PKCS#11Cryptoki と呼ばれる標準 C API で、ベンダー固有のドライバに依存せずに HSM やスマートカードなどの暗号トークンをアプリケーションから利用できるようにする。
PKCS#11(公開鍵暗号標準第 11 番)は当初 RSA Laboratories により策定され、現在は OASIS が管理する規格で、暗号トークンへアクセスするためのプラットフォーム非依存の C インターフェース「Cryptoki」を定義します。トークンはスロット、セッション、オブジェクト(鍵・証明書・データ)を公開し、C_Sign、C_Encrypt、C_Wrap、C_DeriveKey などの処理はデバイス内部で実行されるため、秘密鍵は外部に出ません。OpenSSL の pkcs11-provider を介した TLS サーバー、PKI、コード署名パイプライン、KMIP クライアントなどから HSM・スマートカード・TPM を扱う事実上の標準です。最新の PKCS#11 v3.1 では Ed25519 や耐量子計算機暗号などが追加されました。
● 例
- 01
OpenSSL が pkcs11-provider を通じて YubiHSM 2 を呼び出し、TLS 証明書要求に署名する。
- 02
コード署名 CI が AWS CloudHSM 上の鍵を書き出さずに C_Sign を実行する。
● よくある質問
PKCS#11 とは何ですか?
Cryptoki と呼ばれる標準 C API で、ベンダー固有のドライバに依存せずに HSM やスマートカードなどの暗号トークンをアプリケーションから利用できるようにする。 サイバーセキュリティの 暗号 カテゴリに属します。
PKCS#11 とはどういう意味ですか?
Cryptoki と呼ばれる標準 C API で、ベンダー固有のドライバに依存せずに HSM やスマートカードなどの暗号トークンをアプリケーションから利用できるようにする。
PKCS#11 はどのように機能しますか?
PKCS#11(公開鍵暗号標準第 11 番)は当初 RSA Laboratories により策定され、現在は OASIS が管理する規格で、暗号トークンへアクセスするためのプラットフォーム非依存の C インターフェース「Cryptoki」を定義します。トークンはスロット、セッション、オブジェクト(鍵・証明書・データ)を公開し、C_Sign、C_Encrypt、C_Wrap、C_DeriveKey などの処理はデバイス内部で実行されるため、秘密鍵は外部に出ません。OpenSSL の pkcs11-provider を介した TLS サーバー、PKI、コード署名パイプライン、KMIP クライアントなどから HSM・スマートカード・TPM を扱う事実上の標準です。

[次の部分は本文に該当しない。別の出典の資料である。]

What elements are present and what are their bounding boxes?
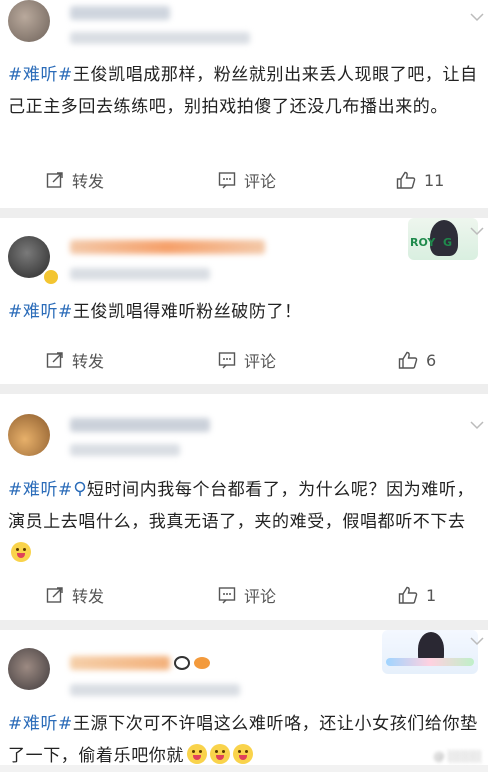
emoji-icon <box>210 744 230 764</box>
username-blurred[interactable] <box>70 418 210 432</box>
avatar[interactable] <box>8 414 50 456</box>
like-count: 6 <box>426 350 437 370</box>
repost-button[interactable]: 转发 <box>46 160 104 200</box>
post-text: #难听#王俊凯唱成那样，粉丝就别出来丢人现眼了吧，让自己正主多回去练练吧，别拍戏… <box>8 59 480 123</box>
post-separator <box>0 208 488 218</box>
fan-badge-text: ROY G <box>410 236 453 249</box>
action-bar: 转发 评论 11 <box>0 160 488 200</box>
thumbs-up-icon <box>396 171 416 189</box>
avatar-vip-badge <box>42 268 60 286</box>
repost-label: 转发 <box>72 352 105 371</box>
post-meta-blurred <box>70 268 210 280</box>
repost-label: 转发 <box>72 587 105 606</box>
comment-label: 评论 <box>244 587 277 606</box>
username-blurred[interactable] <box>70 240 265 254</box>
username-blurred[interactable] <box>70 656 170 670</box>
comment-label: 评论 <box>244 352 277 371</box>
comment-icon <box>218 172 236 189</box>
chevron-down-icon[interactable] <box>470 12 484 22</box>
post-text: #难听#王俊凯唱得难听粉丝破防了！ <box>8 296 480 328</box>
like-button[interactable]: 11 <box>396 160 444 200</box>
hashtag-link[interactable]: #难听# <box>8 65 73 85</box>
like-count: 1 <box>426 585 437 605</box>
post-meta-blurred <box>70 684 240 696</box>
post-body: 王俊凯唱成那样，粉丝就别出来丢人现眼了吧，让自己正主多回去练练吧，别拍戏拍傻了还… <box>8 65 478 117</box>
fish-icon <box>194 657 210 669</box>
emoji-icon <box>11 542 31 562</box>
post-body: 王俊凯唱得难听粉丝破防了！ <box>72 302 302 322</box>
action-bar: 转发 评论 1 <box>0 575 488 615</box>
comment-button[interactable]: 评论 <box>218 340 276 380</box>
comment-button[interactable]: 评论 <box>218 160 276 200</box>
post-meta-blurred <box>70 444 180 456</box>
comment-button[interactable]: 评论 <box>218 575 276 615</box>
emoji-icon <box>187 744 207 764</box>
post-separator <box>0 620 488 630</box>
repost-icon <box>46 587 63 603</box>
like-button[interactable]: 1 <box>398 575 436 615</box>
comment-icon <box>218 587 236 604</box>
chevron-down-icon[interactable] <box>470 636 484 646</box>
watermark-blurred: @ ░░░░ <box>433 750 482 763</box>
post-meta-blurred <box>70 32 250 44</box>
thumbs-up-icon <box>398 586 418 604</box>
post-text: #难听#王源下次可不许唱这么难听咯，还让小女孩们给你垫了一下，偷着乐吧你就 <box>8 708 480 772</box>
post-text: #难听# 短时间内我每个台都看了，为什么呢？因为难听，演员上去唱什么，我真无语了，… <box>8 474 480 570</box>
emoji-icon <box>233 744 253 764</box>
chevron-down-icon[interactable] <box>470 226 484 236</box>
fan-badge-decoration <box>386 658 474 666</box>
hashtag-link[interactable]: #难听# <box>8 302 73 322</box>
repost-icon <box>46 352 63 368</box>
repost-button[interactable]: 转发 <box>46 575 104 615</box>
like-count: 11 <box>424 170 445 190</box>
post-separator <box>0 384 488 394</box>
repost-label: 转发 <box>72 172 105 191</box>
avatar[interactable] <box>8 0 50 42</box>
comment-label: 评论 <box>244 172 277 191</box>
post-card: #难听# 短时间内我每个台都看了，为什么呢？因为难听，演员上去唱什么，我真无语了，… <box>0 394 488 620</box>
post-card: #难听#王源下次可不许唱这么难听咯，还让小女孩们给你垫了一下，偷着乐吧你就 @ … <box>0 630 488 766</box>
repost-button[interactable]: 转发 <box>46 340 104 380</box>
panda-icon <box>174 656 190 670</box>
like-button[interactable]: 6 <box>398 340 436 380</box>
chevron-down-icon[interactable] <box>470 420 484 430</box>
comment-icon <box>218 352 236 369</box>
thumbs-up-icon <box>398 351 418 369</box>
fan-badge-image[interactable] <box>382 630 478 674</box>
hashtag-link[interactable]: #难听# <box>8 480 73 500</box>
repost-icon <box>46 172 63 188</box>
link-icon <box>74 481 86 496</box>
avatar[interactable] <box>8 648 50 690</box>
fan-badge-image[interactable]: ROY G <box>408 218 478 260</box>
hashtag-link[interactable]: #难听# <box>8 714 73 734</box>
action-bar: 转发 评论 6 <box>0 340 488 380</box>
post-card: #难听#王俊凯唱成那样，粉丝就别出来丢人现眼了吧，让自己正主多回去练练吧，别拍戏… <box>0 0 488 208</box>
post-card: ROY G #难听#王俊凯唱得难听粉丝破防了！ 转发 评论 6 <box>0 218 488 384</box>
username-blurred[interactable] <box>70 6 170 20</box>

最新の PKCS#11 v3.1 では Ed25519 や耐量子計算機暗号などが追加されました。
PKCS#11 からどのように防御しますか?
PKCS#11 に対する防御は通常、上記の定義で述べたとおり、技術的統制と運用上の実践を組み合わせます。
PKCS#11 の別名は何ですか?
一般的な別名: Cryptoki, PKCS11。
● 関連用語
- cryptography№ 461
ハードウェアセキュリティモジュール(HSM)
耐タンパー性を備えたハードウェア装置で、暗号鍵を生成・保管・利用するが、生の鍵素材を OS に露出させない。
- cryptography№ 1178
Trusted Platform Module(TPM)
TCG が標準化したセキュリティチップで、マザーボード実装またはファームウェアとして提供され、ハードウェアに根ざした鍵保管、リモート証明、計測起動を行う。
- cryptography№ 1054
スマートカード
クレジットカードサイズの本体にセキュアなマイクロコントローラを内蔵し、資格情報を保存して暗号演算を行うデバイス。接触型カードは ISO/IEC 7816 で規定される。
- cryptography№ 067
非対称鍵暗号
数学的に対応した鍵ペア(暗号化用の公開鍵と復号用の秘密鍵)を用い、事前の秘密共有なしに安全な通信を可能にする暗号方式。